The Turkish ‘deep state’ and the country’s secular establishment, which includes the military’s officer corp, have struck back with some vigor after the Government led by Recip Erdogan, vowed to root out the ‘deep state;’ and passed legislation against the wishes of the Military which will enable pious young women to wear headscarfs when attending university. The chief prosecutor of the Turkish Supreme Court of Appeals, Abdurrahman Yalçınkaya, has applied to the Constitutional Court to have Erdogan’s Governing Justice and Development Party (AK Party) closed down on charges of anti-secular activities. He described the AK Party as a “being a hotbed of anti-secular activities.” He has also asked the Constitutional Court to impose a five-year ban from involvement in politics on 71 senior AK Party members, including Prime Minister Erdoğan and the President of the Turkish Republic Abdullah Gül, plus a number of other AKP Parliamentarians.
What is happening in Turkey is a rerun of what became known as the ‘post modern coup’ of 1997, when the military and its close political allies removed the government and in the process used the Constitutional Court to ban the Welfare Party, [Refah] the forerunner of the AK Party and banned its then leader Necmettin Erbakan from all political offices and activities.
According to the Turkish daily newspaper Zaman, “AK Party members with backgrounds in law say their party differs radically from the RP [Refah] and the FP,[Islamic political party] which were both shut down over the same charges. They think the prosecutor’s indictment — which references to a speech by Prime Minister Erdoğan stating that the headscarf should not be banned in universities even if it is a political symbol and alcohol bans imposed by some AK Party municipalities as evidence for its anti-secularism allegations — does not make a strong case. These deputies say Yalçınkaya has made some serious legal errors in his indictment.
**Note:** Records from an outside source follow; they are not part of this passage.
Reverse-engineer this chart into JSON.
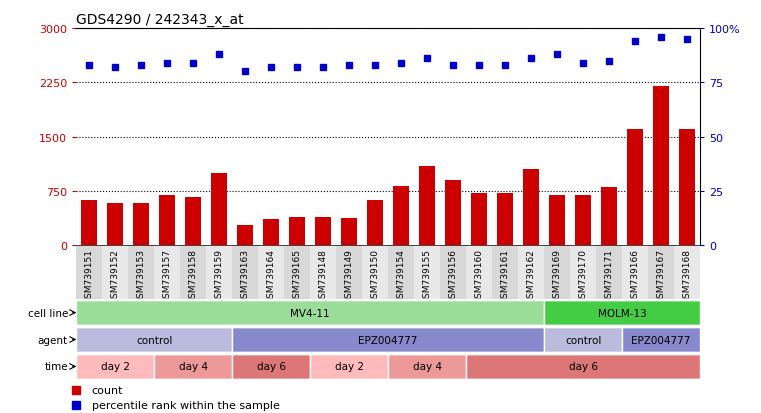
{
  "title": "GDS4290 / 242343_x_at",
  "samples": [
    "GSM739151",
    "GSM739152",
    "GSM739153",
    "GSM739157",
    "GSM739158",
    "GSM739159",
    "GSM739163",
    "GSM739164",
    "GSM739165",
    "GSM739148",
    "GSM739149",
    "GSM739150",
    "GSM739154",
    "GSM739155",
    "GSM739156",
    "GSM739160",
    "GSM739161",
    "GSM739162",
    "GSM739169",
    "GSM739170",
    "GSM739171",
    "GSM739166",
    "GSM739167",
    "GSM739168"
  ],
  "counts": [
    620,
    590,
    590,
    700,
    670,
    1000,
    280,
    370,
    390,
    390,
    380,
    620,
    820,
    1100,
    900,
    720,
    720,
    1050,
    700,
    700,
    800,
    1600,
    2200,
    1600
  ],
  "percentile_ranks": [
    83,
    82,
    83,
    84,
    84,
    88,
    80,
    82,
    82,
    82,
    83,
    83,
    84,
    86,
    83,
    83,
    83,
    86,
    88,
    84,
    85,
    94,
    96,
    95
  ],
  "ylim_left": [
    0,
    3000
  ],
  "ylim_right": [
    0,
    100
  ],
  "yticks_left": [
    0,
    750,
    1500,
    2250,
    3000
  ],
  "yticks_right": [
    0,
    25,
    50,
    75,
    100
  ],
  "bar_color": "#cc0000",
  "dot_color": "#0000cc",
  "cell_line_data": [
    {
      "label": "MV4-11",
      "start": 0,
      "end": 18,
      "color": "#99dd99"
    },
    {
      "label": "MOLM-13",
      "start": 18,
      "end": 24,
      "color": "#44cc44"
    }
  ],
  "agent_row": [
    {
      "label": "control",
      "start": 0,
      "end": 6,
      "color": "#bbbbdd"
    },
    {
      "label": "EPZ004777",
      "start": 6,
      "end": 18,
      "color": "#8888cc"
    },
    {
      "label": "control",
      "start": 18,
      "end": 21,
      "color": "#bbbbdd"
    },
    {
      "label": "EPZ004777",
      "start": 21,
      "end": 24,
      "color": "#8888cc"
    }
  ],
  "time_row": [
    {
      "label": "day 2",
      "start": 0,
      "end": 3,
      "color": "#ffbbbb"
    },
    {
      "label": "day 4",
      "start": 3,
      "end": 6,
      "color": "#ee9999"
    },
    {
      "label": "day 6",
      "start": 6,
      "end": 9,
      "color": "#dd7777"
    },
    {
      "label": "day 2",
      "start": 9,
      "end": 12,
      "color": "#ffbbbb"
    },
    {
      "label": "day 4",
      "start": 12,
      "end": 15,
      "color": "#ee9999"
    },
    {
      "label": "day 6",
      "start": 15,
      "end": 24,
      "color": "#dd7777"
    }
  ],
  "row_labels": [
    "cell line",
    "agent",
    "time"
  ],
  "legend": [
    {
      "label": "count",
      "color": "#cc0000"
    },
    {
      "label": "percentile rank within the sample",
      "color": "#0000cc"
    }
  ]
}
The indictment also lists amendments made to two articles in the Constitution to put an end to a nearly two-decade-old ban against the headscarf on university campuses. However, the two articles are being challenged legally at the Constitutional Court by the opposition. AK Party lawyers state that it would be impossible, technically, to shut down a party over articles about which a legal process is still under way. They also point out that the Nationalist Movement Party (MHP), which backed the constitutional amendments concerning the headscarf is not facing any charges; making their defense case even stronger.”
The latter point is very interesting as the right-wing MHP reached to an agreement with the AK Party over the headscarf ban so that it could pass through parliament, yet neither the party nor its leader Devlet Bahceli has been indicted before the Constitutional Court.
Any thought of banning the AKP should be opposed by all democrats; and we should not over look the fact that the legislation that is being used in this attempt to ban AK was first introduced by the government which came to power due to the brutal military coup of 1980. The AKP gained their mandate from the Turkish people just last year, when in the July General Election they received 46.6% of the vote, which gave the party 341 seats out of a total of 550 which are available in the Turkish Parliament.
To say it would be catastrophic for Turkey and its people were the Constitutional Court to ban the party would be an understatement, the very fact that the military and deep state have considered a rerun of the ‘post modern coup’ shows how much they fear democratic change and the opening up of the political process. Whilst most of us on the left believe the AKP government has been far to conservative, especially fiscally, there is little doubt it has been the most open and honest government that Turkey has seen for decades.
When undemocratic forces act in the aforementioned manner, the poem attributed to Martin Niemöller is well worth revisiting.
When the Nazis came for the communists,
I remained silent;
I was not a communist.
When they locked up the social democrats,
I remained silent;
I was not a social democrat.
When they came for the trade unionists,
I did not speak out;
I was not a trade unionist.
When they came for the Jews,
I remained silent;
I wasn’t a Jew.
Then they came for the Catholics,
and I didn’t speak up because I was a Protestant.
Then they came for me,
and by that time no one was left to speak up.